Chennai

Do all the tricks,but don’t get caught

In a battle between the good guys and the bad, Avalon is all about lying and successfully winning three missions

Arjun Sukumaran

CHENNAI: Hidden-role games are all the rage right now; but, as they involve a healthy helping of deception, bluffing, trickery and outright lying, they’re not for everybody. That said, if you and your group are up for it, there are few games out there that can stand alongside the modern classic that is The Resistance: Avalon.
Both the original The Resistance and its rethemed sequel, Avalon, feature the same broad strokes — you and your friends are a group who have to undertake a series of missions/quests. Only a few of you will go on each mission, selected by that round’s leader, and each player on a mission has the opportunity to play a card that ensures that the entire mission fails. If the good guys succeed at three missions, they win; if the traitors in their midst manage to ensure that three missions fail, they win.

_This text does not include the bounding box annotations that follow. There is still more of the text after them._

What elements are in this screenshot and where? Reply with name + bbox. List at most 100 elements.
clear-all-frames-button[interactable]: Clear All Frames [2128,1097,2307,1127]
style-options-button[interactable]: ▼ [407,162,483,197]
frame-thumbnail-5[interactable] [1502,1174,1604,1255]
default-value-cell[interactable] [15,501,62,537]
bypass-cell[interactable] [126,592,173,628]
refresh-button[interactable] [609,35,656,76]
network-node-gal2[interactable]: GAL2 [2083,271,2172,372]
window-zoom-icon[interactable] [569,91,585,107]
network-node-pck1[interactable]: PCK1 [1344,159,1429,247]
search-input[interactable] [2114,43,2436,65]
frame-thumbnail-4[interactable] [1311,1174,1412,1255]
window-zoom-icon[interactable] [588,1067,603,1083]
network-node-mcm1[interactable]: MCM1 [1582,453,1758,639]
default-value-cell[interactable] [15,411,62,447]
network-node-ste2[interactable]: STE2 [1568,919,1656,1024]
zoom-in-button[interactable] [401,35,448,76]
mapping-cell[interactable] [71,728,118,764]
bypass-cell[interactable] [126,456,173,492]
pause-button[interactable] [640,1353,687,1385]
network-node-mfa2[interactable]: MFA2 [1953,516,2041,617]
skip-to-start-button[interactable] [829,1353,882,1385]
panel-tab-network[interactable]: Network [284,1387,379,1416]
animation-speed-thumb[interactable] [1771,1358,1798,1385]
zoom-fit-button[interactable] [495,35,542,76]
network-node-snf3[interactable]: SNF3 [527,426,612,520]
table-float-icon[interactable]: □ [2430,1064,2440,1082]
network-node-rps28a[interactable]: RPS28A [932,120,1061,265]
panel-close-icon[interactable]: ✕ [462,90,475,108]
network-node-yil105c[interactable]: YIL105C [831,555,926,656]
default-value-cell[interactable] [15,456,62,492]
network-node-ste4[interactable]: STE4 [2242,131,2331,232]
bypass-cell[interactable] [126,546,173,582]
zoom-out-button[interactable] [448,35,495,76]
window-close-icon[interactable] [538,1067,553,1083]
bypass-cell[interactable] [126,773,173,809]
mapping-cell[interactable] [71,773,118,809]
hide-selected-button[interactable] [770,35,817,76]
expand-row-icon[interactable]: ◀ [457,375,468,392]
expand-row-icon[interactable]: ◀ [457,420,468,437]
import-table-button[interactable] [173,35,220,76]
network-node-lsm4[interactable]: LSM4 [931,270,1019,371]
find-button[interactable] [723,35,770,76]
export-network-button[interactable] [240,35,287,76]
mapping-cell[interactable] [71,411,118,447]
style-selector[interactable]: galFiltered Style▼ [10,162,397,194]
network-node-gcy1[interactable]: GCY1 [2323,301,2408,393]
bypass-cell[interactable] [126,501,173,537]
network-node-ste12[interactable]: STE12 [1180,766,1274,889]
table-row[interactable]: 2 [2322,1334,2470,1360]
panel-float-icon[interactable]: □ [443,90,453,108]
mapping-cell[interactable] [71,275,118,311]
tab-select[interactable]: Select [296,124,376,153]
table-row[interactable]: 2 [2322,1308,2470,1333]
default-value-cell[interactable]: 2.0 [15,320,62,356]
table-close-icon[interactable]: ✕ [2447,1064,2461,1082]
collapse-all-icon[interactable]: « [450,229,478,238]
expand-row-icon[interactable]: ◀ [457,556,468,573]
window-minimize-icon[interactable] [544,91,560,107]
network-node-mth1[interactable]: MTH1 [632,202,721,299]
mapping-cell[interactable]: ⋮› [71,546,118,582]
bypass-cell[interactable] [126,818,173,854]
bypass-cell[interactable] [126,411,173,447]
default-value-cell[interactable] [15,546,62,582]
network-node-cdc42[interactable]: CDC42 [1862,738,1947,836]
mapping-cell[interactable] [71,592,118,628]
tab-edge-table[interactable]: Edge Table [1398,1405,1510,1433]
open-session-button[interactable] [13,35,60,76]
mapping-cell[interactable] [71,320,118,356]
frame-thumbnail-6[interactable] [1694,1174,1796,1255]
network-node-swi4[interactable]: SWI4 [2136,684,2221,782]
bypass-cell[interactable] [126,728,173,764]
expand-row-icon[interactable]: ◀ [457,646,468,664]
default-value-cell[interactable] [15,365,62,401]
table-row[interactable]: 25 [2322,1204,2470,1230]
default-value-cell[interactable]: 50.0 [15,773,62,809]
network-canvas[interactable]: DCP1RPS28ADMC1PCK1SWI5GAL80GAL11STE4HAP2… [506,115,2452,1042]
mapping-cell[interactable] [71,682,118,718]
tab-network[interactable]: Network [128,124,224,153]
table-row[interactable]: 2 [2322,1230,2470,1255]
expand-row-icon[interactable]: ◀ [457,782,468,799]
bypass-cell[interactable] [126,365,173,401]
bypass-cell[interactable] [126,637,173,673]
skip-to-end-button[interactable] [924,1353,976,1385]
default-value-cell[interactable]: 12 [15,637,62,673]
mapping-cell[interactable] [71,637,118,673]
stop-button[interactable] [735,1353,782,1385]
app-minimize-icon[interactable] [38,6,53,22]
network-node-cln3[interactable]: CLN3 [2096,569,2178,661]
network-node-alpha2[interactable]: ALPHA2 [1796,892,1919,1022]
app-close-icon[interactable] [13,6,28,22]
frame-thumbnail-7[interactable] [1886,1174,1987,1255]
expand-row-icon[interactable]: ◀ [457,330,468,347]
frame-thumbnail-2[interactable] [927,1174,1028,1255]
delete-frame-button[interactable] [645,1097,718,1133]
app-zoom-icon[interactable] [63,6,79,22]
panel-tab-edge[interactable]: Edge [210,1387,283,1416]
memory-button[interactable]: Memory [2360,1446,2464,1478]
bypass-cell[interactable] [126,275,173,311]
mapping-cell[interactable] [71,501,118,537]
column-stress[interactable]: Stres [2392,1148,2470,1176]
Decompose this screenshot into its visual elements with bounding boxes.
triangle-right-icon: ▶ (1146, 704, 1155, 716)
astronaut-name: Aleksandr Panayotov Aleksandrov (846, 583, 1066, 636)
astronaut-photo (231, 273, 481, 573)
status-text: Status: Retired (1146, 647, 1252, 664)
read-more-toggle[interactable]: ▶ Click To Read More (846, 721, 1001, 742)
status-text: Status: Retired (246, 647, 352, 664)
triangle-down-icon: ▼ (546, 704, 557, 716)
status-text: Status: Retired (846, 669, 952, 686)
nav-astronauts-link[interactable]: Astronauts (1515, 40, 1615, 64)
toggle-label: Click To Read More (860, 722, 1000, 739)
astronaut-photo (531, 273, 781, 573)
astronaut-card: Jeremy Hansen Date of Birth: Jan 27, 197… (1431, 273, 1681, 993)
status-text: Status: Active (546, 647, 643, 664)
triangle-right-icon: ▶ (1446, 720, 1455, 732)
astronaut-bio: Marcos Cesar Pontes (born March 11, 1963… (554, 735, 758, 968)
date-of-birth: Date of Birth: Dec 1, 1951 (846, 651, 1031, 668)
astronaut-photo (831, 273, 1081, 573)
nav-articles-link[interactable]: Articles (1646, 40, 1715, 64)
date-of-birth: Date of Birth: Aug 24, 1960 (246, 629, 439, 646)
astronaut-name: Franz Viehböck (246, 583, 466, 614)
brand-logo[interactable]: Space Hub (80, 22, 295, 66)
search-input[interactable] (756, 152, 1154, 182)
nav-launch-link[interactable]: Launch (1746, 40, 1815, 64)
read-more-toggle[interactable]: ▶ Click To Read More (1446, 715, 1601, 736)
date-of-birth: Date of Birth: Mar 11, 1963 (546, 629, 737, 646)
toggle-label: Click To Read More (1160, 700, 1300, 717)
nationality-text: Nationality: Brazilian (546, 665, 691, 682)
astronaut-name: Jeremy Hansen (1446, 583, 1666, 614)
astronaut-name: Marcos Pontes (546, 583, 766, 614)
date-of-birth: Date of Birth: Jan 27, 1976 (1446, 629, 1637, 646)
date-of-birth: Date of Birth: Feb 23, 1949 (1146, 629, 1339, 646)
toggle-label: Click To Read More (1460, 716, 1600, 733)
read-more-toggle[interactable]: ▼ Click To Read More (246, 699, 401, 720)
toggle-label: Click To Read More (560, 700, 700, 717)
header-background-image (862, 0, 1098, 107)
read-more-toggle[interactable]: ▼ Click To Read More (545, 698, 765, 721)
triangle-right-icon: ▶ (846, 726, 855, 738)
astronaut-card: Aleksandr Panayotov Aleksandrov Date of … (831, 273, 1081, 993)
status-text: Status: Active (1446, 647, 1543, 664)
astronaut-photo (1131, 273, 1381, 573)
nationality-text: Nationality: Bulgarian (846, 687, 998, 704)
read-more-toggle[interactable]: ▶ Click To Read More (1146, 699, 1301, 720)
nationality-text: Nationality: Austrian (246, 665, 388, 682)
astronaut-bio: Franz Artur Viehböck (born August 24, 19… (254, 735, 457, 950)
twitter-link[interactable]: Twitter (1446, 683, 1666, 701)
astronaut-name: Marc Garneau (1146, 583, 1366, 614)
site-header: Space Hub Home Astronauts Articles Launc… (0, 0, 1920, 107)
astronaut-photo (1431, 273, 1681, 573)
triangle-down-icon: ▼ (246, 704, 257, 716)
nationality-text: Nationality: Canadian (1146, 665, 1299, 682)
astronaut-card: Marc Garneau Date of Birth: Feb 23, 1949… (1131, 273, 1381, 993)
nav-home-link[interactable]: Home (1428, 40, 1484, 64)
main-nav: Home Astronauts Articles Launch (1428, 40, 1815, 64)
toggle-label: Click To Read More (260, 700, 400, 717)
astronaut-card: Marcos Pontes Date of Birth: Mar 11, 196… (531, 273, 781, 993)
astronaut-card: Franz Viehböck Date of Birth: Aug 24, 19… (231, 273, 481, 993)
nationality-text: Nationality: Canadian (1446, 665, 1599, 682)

The Resistance had a dystopian futuristic theme, with spies attempting to infiltrate a cell of the resistance; while Avalon made all the players knights of King Arthur, although some were secretly minions of Mordred instead, who wanted to see Camelot burn. Apart from the difference in theme, Avalon adds one significant element that vastly improves upon its predecessor — special abilities. In every game, one of the loyal players will be Merlin and one of the minions will be the Assassin. Merlin gets to know who the bad guys are, and you might think that that gives the good guys a tremendous advantage. The problem is the Assassin, however, who can win the game for his/her side in a last-ditch effort by correctly identifying Merlin at the end of the game (even if the good guys have succeeded at three missions!)

As a loyal servant of Arthur, Avalon is more about deduction and reading your fellow players. As a minion, it’s all about deception — you’re going to have to fail a mission sooner or later, and you have to try to ensure that suspicion falls on anybody else who went on that mission but you. Lie successfully, and you’ll have to make sure your triumph doesn’t show as the rest of the table rounds on your hapless victim. But lie and fail, and that’s when the fox is well and truly in the henhouse. You’ll never convince everybody — Merlin is always watching, remember — but if you manage to sow enough distrust around the table, you can negate that advantage. The sweetest victory I ever had as a traitor was when we managed to convince our fellow knights that Merlin was the evildoer.

That was a beautiful moment; and that, ultimately, is what The Resistance: Avalon is all about. Moments like the time two traitors were sent on a 2-man quest and both of them played Success cards, winning the game for the good guys. Moments like the heated argument over a guy’s loyalty, in which his best friend who’s known him all his life yelled “YOU HAVE AN EVIL FACE!” when plaintively asked why he didn’t trust him. Moments like when a new player who was loyal decided to fail a mission just, and I quote, “to shake things up a little”. All of these actually happened, in some cases years ago, and we’re still laughing about them.
That’s what The Resistance is all about. You’ll get that with the base game, but the Avalon variant adds more complex roles to hide, a little more depth, and as one of my favourite board game sites put it, ‘it’s got bloody Merlin in it’.